BISHKEK -- The Bishkek city court has upheld a lower court's verdict that the Kyrgyz government didn't violate the rights of late activist Azimjan Askarov while he was in prison.
Askarov's wife, Khadicha Askarova who was present at the trial, said she will appeal the case to the Supreme Court.
"I intend to fight until the end," Askarova said on August 20.
On July 25, Askarov died in a Kyrgyz prison.
He had been in custody for 10 years, despite appeals from international and domestic rights organizations, the UN Human Rights Committee, the European Union, and individual governments who all pointed out violations of Askarov's rights from the time he was detained until his death.

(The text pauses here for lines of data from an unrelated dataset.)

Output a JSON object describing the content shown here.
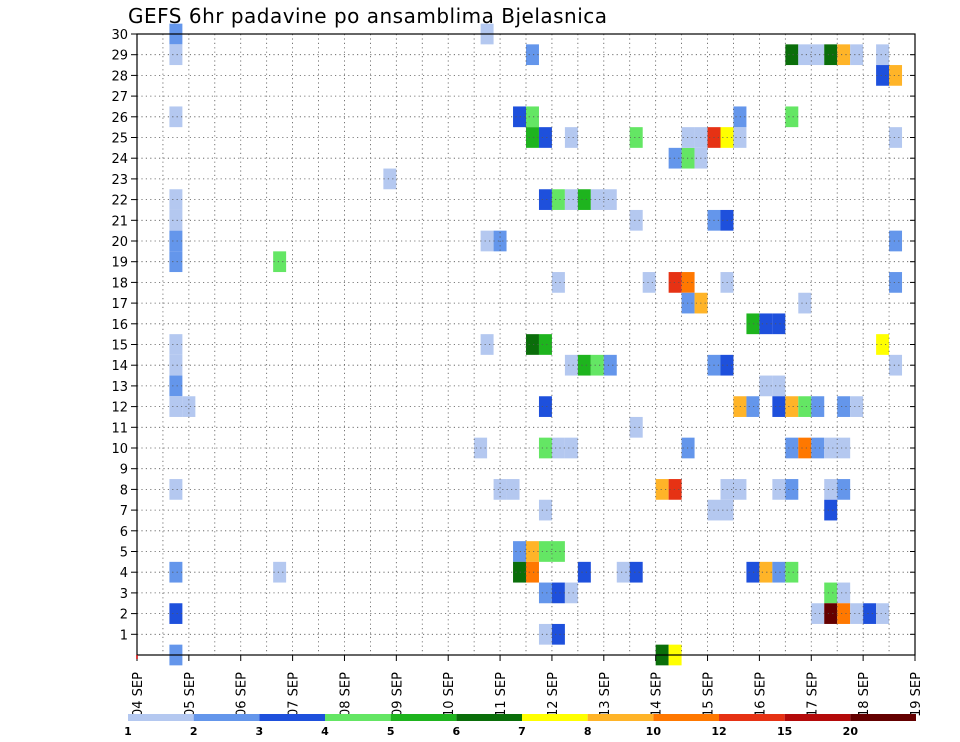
{
  "chart_data": {
    "type": "heatmap",
    "title": "GEFS 6hr padavine po ansamblima Bjelasnica",
    "x_ticks": [
      "04 SEP",
      "05 SEP",
      "06 SEP",
      "07 SEP",
      "08 SEP",
      "09 SEP",
      "10 SEP",
      "11 SEP",
      "12 SEP",
      "13 SEP",
      "14 SEP",
      "15 SEP",
      "16 SEP",
      "17 SEP",
      "18 SEP",
      "19 SEP"
    ],
    "y_ticks": [
      1,
      2,
      3,
      4,
      5,
      6,
      7,
      8,
      9,
      10,
      11,
      12,
      13,
      14,
      15,
      16,
      17,
      18,
      19,
      20,
      21,
      22,
      23,
      24,
      25,
      26,
      27,
      28,
      29,
      30
    ],
    "x_range_days": [
      4,
      19
    ],
    "y_range": [
      0,
      30
    ],
    "grid": true,
    "colorbar": {
      "position": "bottom",
      "labels": [
        "1",
        "2",
        "3",
        "4",
        "5",
        "6",
        "7",
        "8",
        "10",
        "12",
        "15",
        "20"
      ],
      "colors": [
        "#b4c8f0",
        "#6496eb",
        "#1e50dc",
        "#64e664",
        "#1eb41e",
        "#0a6e0a",
        "#ffff00",
        "#ffb428",
        "#ff7800",
        "#e63214",
        "#b40a0a",
        "#640000"
      ]
    },
    "cells": [
      [
        4.75,
        30,
        1
      ],
      [
        4.75,
        29,
        0
      ],
      [
        4.75,
        26,
        0
      ],
      [
        4.75,
        22,
        0
      ],
      [
        4.75,
        21,
        0
      ],
      [
        4.75,
        20,
        1
      ],
      [
        4.75,
        19,
        1
      ],
      [
        4.75,
        15,
        0
      ],
      [
        4.75,
        14,
        0
      ],
      [
        4.75,
        13,
        1
      ],
      [
        4.75,
        12,
        0
      ],
      [
        5.0,
        12,
        0
      ],
      [
        4.75,
        8,
        0
      ],
      [
        4.75,
        4,
        1
      ],
      [
        4.75,
        2,
        2
      ],
      [
        4.75,
        0,
        1
      ],
      [
        6.75,
        19,
        3
      ],
      [
        6.75,
        4,
        0
      ],
      [
        8.875,
        23,
        0
      ],
      [
        10.75,
        30,
        0
      ],
      [
        10.625,
        10,
        0
      ],
      [
        10.75,
        20,
        0
      ],
      [
        11.0,
        20,
        1
      ],
      [
        10.75,
        15,
        0
      ],
      [
        11.0,
        8,
        0
      ],
      [
        11.25,
        8,
        0
      ],
      [
        11.625,
        29,
        1
      ],
      [
        11.375,
        26,
        2
      ],
      [
        11.625,
        26,
        3
      ],
      [
        11.625,
        25,
        4
      ],
      [
        11.875,
        25,
        2
      ],
      [
        11.875,
        22,
        2
      ],
      [
        12.125,
        22,
        3
      ],
      [
        12.375,
        22,
        0
      ],
      [
        12.625,
        22,
        4
      ],
      [
        12.875,
        22,
        0
      ],
      [
        13.125,
        22,
        0
      ],
      [
        11.625,
        15,
        5
      ],
      [
        11.875,
        15,
        4
      ],
      [
        11.875,
        12,
        2
      ],
      [
        11.875,
        10,
        3
      ],
      [
        12.125,
        10,
        0
      ],
      [
        12.375,
        10,
        0
      ],
      [
        11.875,
        7,
        0
      ],
      [
        11.375,
        5,
        1
      ],
      [
        11.625,
        5,
        7
      ],
      [
        11.875,
        5,
        3
      ],
      [
        12.125,
        5,
        3
      ],
      [
        11.375,
        4,
        5
      ],
      [
        11.625,
        4,
        8
      ],
      [
        11.875,
        3,
        1
      ],
      [
        12.125,
        3,
        2
      ],
      [
        12.375,
        3,
        0
      ],
      [
        12.625,
        4,
        2
      ],
      [
        11.875,
        1,
        0
      ],
      [
        12.125,
        1,
        2
      ],
      [
        12.375,
        25,
        0
      ],
      [
        12.125,
        18,
        0
      ],
      [
        12.375,
        14,
        0
      ],
      [
        12.625,
        14,
        4
      ],
      [
        12.875,
        14,
        3
      ],
      [
        13.125,
        14,
        1
      ],
      [
        13.625,
        25,
        3
      ],
      [
        13.625,
        21,
        0
      ],
      [
        13.625,
        11,
        0
      ],
      [
        13.375,
        4,
        0
      ],
      [
        13.625,
        4,
        2
      ],
      [
        13.875,
        18,
        0
      ],
      [
        14.125,
        8,
        7
      ],
      [
        14.375,
        8,
        9
      ],
      [
        14.125,
        0,
        5
      ],
      [
        14.375,
        0,
        6
      ],
      [
        14.375,
        24,
        1
      ],
      [
        14.625,
        24,
        3
      ],
      [
        14.875,
        24,
        0
      ],
      [
        14.625,
        25,
        0
      ],
      [
        14.875,
        25,
        0
      ],
      [
        15.125,
        25,
        9
      ],
      [
        15.375,
        25,
        6
      ],
      [
        15.625,
        25,
        0
      ],
      [
        14.375,
        18,
        9
      ],
      [
        14.625,
        18,
        8
      ],
      [
        14.625,
        17,
        1
      ],
      [
        14.875,
        17,
        7
      ],
      [
        14.625,
        10,
        1
      ],
      [
        15.125,
        21,
        1
      ],
      [
        15.375,
        21,
        2
      ],
      [
        15.125,
        14,
        1
      ],
      [
        15.375,
        14,
        2
      ],
      [
        15.375,
        18,
        0
      ],
      [
        15.125,
        7,
        0
      ],
      [
        15.375,
        7,
        0
      ],
      [
        15.375,
        8,
        0
      ],
      [
        15.625,
        8,
        0
      ],
      [
        15.625,
        26,
        1
      ],
      [
        15.625,
        12,
        7
      ],
      [
        15.875,
        12,
        1
      ],
      [
        15.875,
        16,
        4
      ],
      [
        16.125,
        16,
        2
      ],
      [
        16.375,
        16,
        2
      ],
      [
        16.125,
        13,
        0
      ],
      [
        16.375,
        13,
        0
      ],
      [
        15.875,
        4,
        2
      ],
      [
        16.125,
        4,
        7
      ],
      [
        16.375,
        4,
        1
      ],
      [
        16.625,
        4,
        3
      ],
      [
        16.375,
        12,
        2
      ],
      [
        16.625,
        12,
        7
      ],
      [
        16.875,
        12,
        3
      ],
      [
        17.125,
        12,
        1
      ],
      [
        16.875,
        17,
        0
      ],
      [
        16.625,
        29,
        5
      ],
      [
        16.875,
        29,
        0
      ],
      [
        17.125,
        29,
        0
      ],
      [
        17.375,
        29,
        5
      ],
      [
        17.625,
        29,
        7
      ],
      [
        17.875,
        29,
        0
      ],
      [
        16.625,
        26,
        3
      ],
      [
        16.625,
        10,
        1
      ],
      [
        16.875,
        10,
        8
      ],
      [
        17.125,
        10,
        1
      ],
      [
        17.375,
        10,
        0
      ],
      [
        17.625,
        10,
        0
      ],
      [
        16.375,
        8,
        0
      ],
      [
        16.625,
        8,
        1
      ],
      [
        17.375,
        8,
        0
      ],
      [
        17.625,
        8,
        1
      ],
      [
        17.375,
        7,
        2
      ],
      [
        17.375,
        3,
        3
      ],
      [
        17.625,
        3,
        0
      ],
      [
        17.125,
        2,
        0
      ],
      [
        17.375,
        2,
        11
      ],
      [
        17.625,
        2,
        8
      ],
      [
        17.875,
        2,
        0
      ],
      [
        18.125,
        2,
        2
      ],
      [
        18.375,
        2,
        0
      ],
      [
        17.625,
        12,
        1
      ],
      [
        17.875,
        12,
        0
      ],
      [
        18.375,
        29,
        0
      ],
      [
        18.375,
        28,
        2
      ],
      [
        18.625,
        28,
        7
      ],
      [
        18.375,
        15,
        6
      ],
      [
        18.625,
        25,
        0
      ],
      [
        18.625,
        20,
        1
      ],
      [
        18.625,
        18,
        1
      ],
      [
        18.625,
        14,
        0
      ]
    ]
  }
}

A court rejected his complaints on June 12 and ruled that the government hadn't violated his rights.
Askarov and his lawyers appealed that verdict, but the activist died before the Bishkek city court began the proceedings, scheduled for August 20.
The official cause of Askarov's death was respiratory problems, but his lawyer said Askarov was exhibiting symptoms of COVID-19 before his death.
Askarov was convicted of creating a mass disturbance and involvement in the murder of a police officer during deadly ethnic clashes between local Uzbeks and Kyrgyz in the southern cities of Osh and Jalal-Abad in 2010.
Mary Lawlor, the UN special rapporteur on the situation of human rights defenders, has called Askarov's death "a stain on the human rights record" of the Kyrgyz government.